Il va y avoir de bonnes occasions à saisir, la financiarisation
va y trouver son compte.
Les
artisans de cette brillante idée seront jugés à
l’aune de leurs résultats. Mais en attendant, il n’est pas
inutile de revenir encore une fois sur le blocage de la BCE, dont les motifs
s’éclaircissent peu à peu.
Rappelons
les faits : bien que représentant 5% du PIB de la zone euro, les
banques grecques, irlandaises et portugaises ont à elles seules
emprunté 242 milliards d’euro à la BCE, soit 55% de
l’ensemble des liquidités que la BCE a apporté au
système bancaire dans toute la zone euro. N’ayant pas le choix,
celle-ci n’a pas été toujours regardante sur la
qualité des actifs pris en pension à titre de garantie. Il est
aussi estimé que 150 milliards d’euros d’actifs
détenus par la BCE à titre de collatéral proviennent des
banques grecques … munies de la garantie de l’Etat. Enfin, parmi
les 75 milliards d’euros d’obligations d’Etat
achetés par la BCE, au moins les deux tiers des titres sont grecs.
L’édifice
financier est donc fragile, même si JP Morgan Chase a calculé
que l’Eurosystème pourrait faire face
à une décote de 50% des obligations grecques, disposant de 81
milliards d’euros de fonds propres en totalité. Mais il
n’en serait pas de même si l’Irlande et le Portugal
s’engageaient dans la même voie, une reconstitution des fonds
propres aux frais des Etats étant alors inévitable.
Cette
exposition de la BCE est donc devenue problématique ; ne pouvant
arrêter la distribution de ses liquidités aux banques des pays
de la zone des tempêtes, elle ne peut céder en retour les actifs
pris en pension et menacés d’être dévalués.

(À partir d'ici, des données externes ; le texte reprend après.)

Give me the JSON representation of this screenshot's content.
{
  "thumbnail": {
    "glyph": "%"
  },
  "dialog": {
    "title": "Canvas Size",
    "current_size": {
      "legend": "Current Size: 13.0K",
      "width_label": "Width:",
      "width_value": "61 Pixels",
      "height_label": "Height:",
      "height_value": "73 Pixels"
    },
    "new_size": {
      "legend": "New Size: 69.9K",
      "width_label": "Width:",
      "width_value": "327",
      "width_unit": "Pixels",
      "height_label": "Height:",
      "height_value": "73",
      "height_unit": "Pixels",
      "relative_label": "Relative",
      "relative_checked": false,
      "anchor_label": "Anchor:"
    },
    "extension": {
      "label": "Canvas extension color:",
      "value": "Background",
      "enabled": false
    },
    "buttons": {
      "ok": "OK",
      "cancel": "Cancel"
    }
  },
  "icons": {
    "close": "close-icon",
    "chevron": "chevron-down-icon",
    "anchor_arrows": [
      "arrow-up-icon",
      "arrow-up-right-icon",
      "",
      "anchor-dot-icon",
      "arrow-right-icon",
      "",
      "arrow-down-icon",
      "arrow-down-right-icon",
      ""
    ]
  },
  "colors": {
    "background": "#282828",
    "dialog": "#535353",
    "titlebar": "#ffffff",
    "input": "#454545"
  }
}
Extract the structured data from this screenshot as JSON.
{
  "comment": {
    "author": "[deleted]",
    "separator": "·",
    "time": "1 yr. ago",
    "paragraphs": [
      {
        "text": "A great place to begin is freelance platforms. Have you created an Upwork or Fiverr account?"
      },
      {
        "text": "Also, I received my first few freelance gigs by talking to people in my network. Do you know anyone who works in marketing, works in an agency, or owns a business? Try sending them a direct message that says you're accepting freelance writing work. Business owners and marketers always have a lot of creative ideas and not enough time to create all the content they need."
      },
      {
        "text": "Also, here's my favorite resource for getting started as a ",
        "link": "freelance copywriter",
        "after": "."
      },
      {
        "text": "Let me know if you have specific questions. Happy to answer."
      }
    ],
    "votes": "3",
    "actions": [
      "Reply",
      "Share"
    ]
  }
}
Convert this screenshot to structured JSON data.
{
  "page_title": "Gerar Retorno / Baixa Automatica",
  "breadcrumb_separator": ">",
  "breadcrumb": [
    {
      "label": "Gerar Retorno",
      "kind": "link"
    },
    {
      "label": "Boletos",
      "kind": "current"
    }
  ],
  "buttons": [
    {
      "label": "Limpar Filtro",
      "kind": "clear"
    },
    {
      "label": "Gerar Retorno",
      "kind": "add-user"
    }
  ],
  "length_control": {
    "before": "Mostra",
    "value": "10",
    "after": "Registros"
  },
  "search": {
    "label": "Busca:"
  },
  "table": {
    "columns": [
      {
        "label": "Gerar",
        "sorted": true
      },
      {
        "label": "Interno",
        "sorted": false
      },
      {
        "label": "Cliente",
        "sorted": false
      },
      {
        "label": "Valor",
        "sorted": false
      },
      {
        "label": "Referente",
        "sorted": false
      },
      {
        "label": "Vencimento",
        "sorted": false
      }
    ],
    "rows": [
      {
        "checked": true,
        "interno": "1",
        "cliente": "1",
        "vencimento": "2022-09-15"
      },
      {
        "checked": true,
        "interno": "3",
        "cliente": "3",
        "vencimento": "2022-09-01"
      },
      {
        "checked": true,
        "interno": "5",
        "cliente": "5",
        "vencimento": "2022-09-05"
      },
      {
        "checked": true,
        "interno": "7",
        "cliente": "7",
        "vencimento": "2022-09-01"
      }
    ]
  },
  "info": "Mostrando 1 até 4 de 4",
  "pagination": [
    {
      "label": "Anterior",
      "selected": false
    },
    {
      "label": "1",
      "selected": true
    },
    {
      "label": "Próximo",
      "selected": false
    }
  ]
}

Elle roule la dette de ces banques, en attendant mieux. Le plan de
sauvetage portugais, après l’irlandais, comporte certes un
financement destiné aux banques de ces pays – venant alors en
substitution de celui de la BCE – mais il s’est
déjà révélé insuffisant dans le cas de
l’Irlande.
L’impasse
dans laquelle se trouve la BCE n’est pas uniquement le produit
d’un enchaînement fatal, fait de ses mesures d’injection de
liquidité et des achats d’obligations souveraines
destinés à parer au plus pressé. C’est, pour aller
au fond des choses, l’expression de la faillite d’un
système financier reposant sur un endettement grandissant ainsi que
sur l’étroite interdépendance de tous ses acteurs. Avec
comme clé de voûte une banque centrale qui n’est pas
outillée pour faire face à ce déséquilibre. Ou,
pour le dire autrement, sur le bon fonctionnement d’une machine
à produire de la dette sur laquelle reposait une bonne partie de la
prospérité du système financier, et qui pour le coup
fait défaut dans son ensemble.
Ce
que la crise européenne de la dette publique et privée
conjointe est en train de démontrer, c’est que ce qui est en
priorité à redouter n’est pas la reprise des jeux dans le
grand casino, comme on pouvait le dénoncer. C’est la
constatation qu’un engrenage et levier essentiel du système est
grippé, et qu’il ne peut pas être réparé
avec les moyens envisagés. Aux Etats-Unis, le même
phénomène prend une autre forme, mais il est similaire.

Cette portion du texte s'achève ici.